Death knell for fungicides?

Now it is past midday – we’d urge readers to look at the date of this article very carefully before reading!

Cereal growers could soon be abandoning fungicides to tackle diseases if an independent researcher re-investigating electrostatic controlled droplet application (CDA) spraying can fully exploit Eva Binad’s chance discovery.

Her find suggests that charged water alone, applied in the correct manner, has a dramatic impact on plant health.

Field trials last season produced, through simple human error, a huge surprise – so much so she is wary of relaying too much detail yet for fear of its impact on fungicide sales.

“Suffice to say that we believe we are onto something which could transform the way farmers control crop diseases,” says Eva Binad.

The team tested the new technique across a range of broad-spectrum fungicide doses on winter wheat.

Their mistake, on one plot only, was to omit the active ingredient.
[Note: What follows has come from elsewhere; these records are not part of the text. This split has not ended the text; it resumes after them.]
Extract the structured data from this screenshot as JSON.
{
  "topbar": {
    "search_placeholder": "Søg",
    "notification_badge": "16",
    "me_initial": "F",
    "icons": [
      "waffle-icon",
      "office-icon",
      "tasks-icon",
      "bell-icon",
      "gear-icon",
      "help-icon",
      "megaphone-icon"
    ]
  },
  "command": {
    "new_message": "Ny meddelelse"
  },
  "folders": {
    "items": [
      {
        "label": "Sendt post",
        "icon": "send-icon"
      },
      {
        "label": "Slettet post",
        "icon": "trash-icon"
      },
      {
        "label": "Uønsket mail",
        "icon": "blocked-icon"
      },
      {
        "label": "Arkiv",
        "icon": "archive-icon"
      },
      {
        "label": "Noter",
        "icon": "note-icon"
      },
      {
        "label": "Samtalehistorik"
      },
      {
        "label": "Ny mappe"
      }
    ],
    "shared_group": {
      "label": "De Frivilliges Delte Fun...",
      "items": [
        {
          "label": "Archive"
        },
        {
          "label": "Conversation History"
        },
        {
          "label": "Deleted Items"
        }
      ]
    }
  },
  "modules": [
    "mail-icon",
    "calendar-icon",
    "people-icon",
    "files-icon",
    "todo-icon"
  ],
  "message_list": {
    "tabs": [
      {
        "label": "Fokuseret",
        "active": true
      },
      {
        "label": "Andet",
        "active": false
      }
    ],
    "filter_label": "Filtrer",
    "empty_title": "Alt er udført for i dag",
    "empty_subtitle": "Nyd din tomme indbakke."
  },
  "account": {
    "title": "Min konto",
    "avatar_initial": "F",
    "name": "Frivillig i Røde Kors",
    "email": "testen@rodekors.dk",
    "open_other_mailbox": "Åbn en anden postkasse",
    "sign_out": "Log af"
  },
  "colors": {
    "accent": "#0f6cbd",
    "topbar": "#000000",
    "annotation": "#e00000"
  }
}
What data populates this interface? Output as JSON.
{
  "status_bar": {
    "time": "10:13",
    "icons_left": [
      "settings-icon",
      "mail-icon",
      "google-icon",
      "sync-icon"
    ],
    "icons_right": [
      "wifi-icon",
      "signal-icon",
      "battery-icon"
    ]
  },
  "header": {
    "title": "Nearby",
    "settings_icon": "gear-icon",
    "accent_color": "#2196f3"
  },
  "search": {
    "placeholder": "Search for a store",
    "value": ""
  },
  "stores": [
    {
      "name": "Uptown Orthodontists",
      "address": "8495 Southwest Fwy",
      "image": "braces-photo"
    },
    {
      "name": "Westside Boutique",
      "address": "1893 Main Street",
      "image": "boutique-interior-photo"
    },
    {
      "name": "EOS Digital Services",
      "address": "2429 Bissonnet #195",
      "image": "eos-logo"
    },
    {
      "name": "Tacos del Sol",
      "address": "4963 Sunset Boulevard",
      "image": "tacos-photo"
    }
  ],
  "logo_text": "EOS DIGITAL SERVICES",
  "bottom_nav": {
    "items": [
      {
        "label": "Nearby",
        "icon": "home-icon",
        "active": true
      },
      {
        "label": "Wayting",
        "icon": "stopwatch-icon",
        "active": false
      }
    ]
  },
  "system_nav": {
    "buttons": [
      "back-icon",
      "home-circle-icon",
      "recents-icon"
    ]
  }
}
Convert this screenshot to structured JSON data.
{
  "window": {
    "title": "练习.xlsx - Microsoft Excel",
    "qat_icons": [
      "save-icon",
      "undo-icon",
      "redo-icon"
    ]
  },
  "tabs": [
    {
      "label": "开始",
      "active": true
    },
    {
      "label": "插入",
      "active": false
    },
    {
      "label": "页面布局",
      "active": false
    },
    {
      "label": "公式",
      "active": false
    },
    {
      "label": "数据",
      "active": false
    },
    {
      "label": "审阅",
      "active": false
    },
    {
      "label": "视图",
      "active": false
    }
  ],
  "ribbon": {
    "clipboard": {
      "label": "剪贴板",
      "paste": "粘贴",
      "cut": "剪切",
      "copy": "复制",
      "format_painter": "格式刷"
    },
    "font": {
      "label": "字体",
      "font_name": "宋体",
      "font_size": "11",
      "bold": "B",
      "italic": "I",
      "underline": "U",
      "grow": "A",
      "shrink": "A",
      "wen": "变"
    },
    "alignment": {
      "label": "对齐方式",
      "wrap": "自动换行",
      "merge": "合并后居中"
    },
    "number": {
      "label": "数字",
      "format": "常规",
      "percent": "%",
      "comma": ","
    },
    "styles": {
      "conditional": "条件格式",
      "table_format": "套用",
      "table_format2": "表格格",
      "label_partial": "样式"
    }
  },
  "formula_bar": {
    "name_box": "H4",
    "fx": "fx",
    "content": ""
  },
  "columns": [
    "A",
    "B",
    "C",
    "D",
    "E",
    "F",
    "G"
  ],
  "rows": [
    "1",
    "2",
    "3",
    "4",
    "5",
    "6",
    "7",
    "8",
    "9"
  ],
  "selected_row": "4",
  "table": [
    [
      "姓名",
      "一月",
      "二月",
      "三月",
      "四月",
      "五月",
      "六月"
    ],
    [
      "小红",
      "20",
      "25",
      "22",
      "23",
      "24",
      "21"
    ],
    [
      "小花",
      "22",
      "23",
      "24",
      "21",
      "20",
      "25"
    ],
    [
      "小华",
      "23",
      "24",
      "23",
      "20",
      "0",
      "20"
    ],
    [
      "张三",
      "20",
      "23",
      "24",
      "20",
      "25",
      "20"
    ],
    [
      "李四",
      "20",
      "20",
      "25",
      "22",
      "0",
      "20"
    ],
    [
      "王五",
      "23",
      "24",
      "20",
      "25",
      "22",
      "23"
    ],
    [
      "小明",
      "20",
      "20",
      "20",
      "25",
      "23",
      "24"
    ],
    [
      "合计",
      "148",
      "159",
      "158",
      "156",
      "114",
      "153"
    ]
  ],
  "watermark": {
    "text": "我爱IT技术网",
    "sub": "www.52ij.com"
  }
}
The electrostatic CDA machine enhanced disease control from the fungicide irrespective of dose. But where charged water alone was accidentally applied, the control was even better – 99% plus.

So far the researchers are at a loss to explain the result, but having rechecked their procedure and figures they are convinced that it is scientifically valid.

“We’re particularly looking forward to this season’s work, but are slightly worried about what some of the big chemical manufacturers may have to say,” says Dr Binad.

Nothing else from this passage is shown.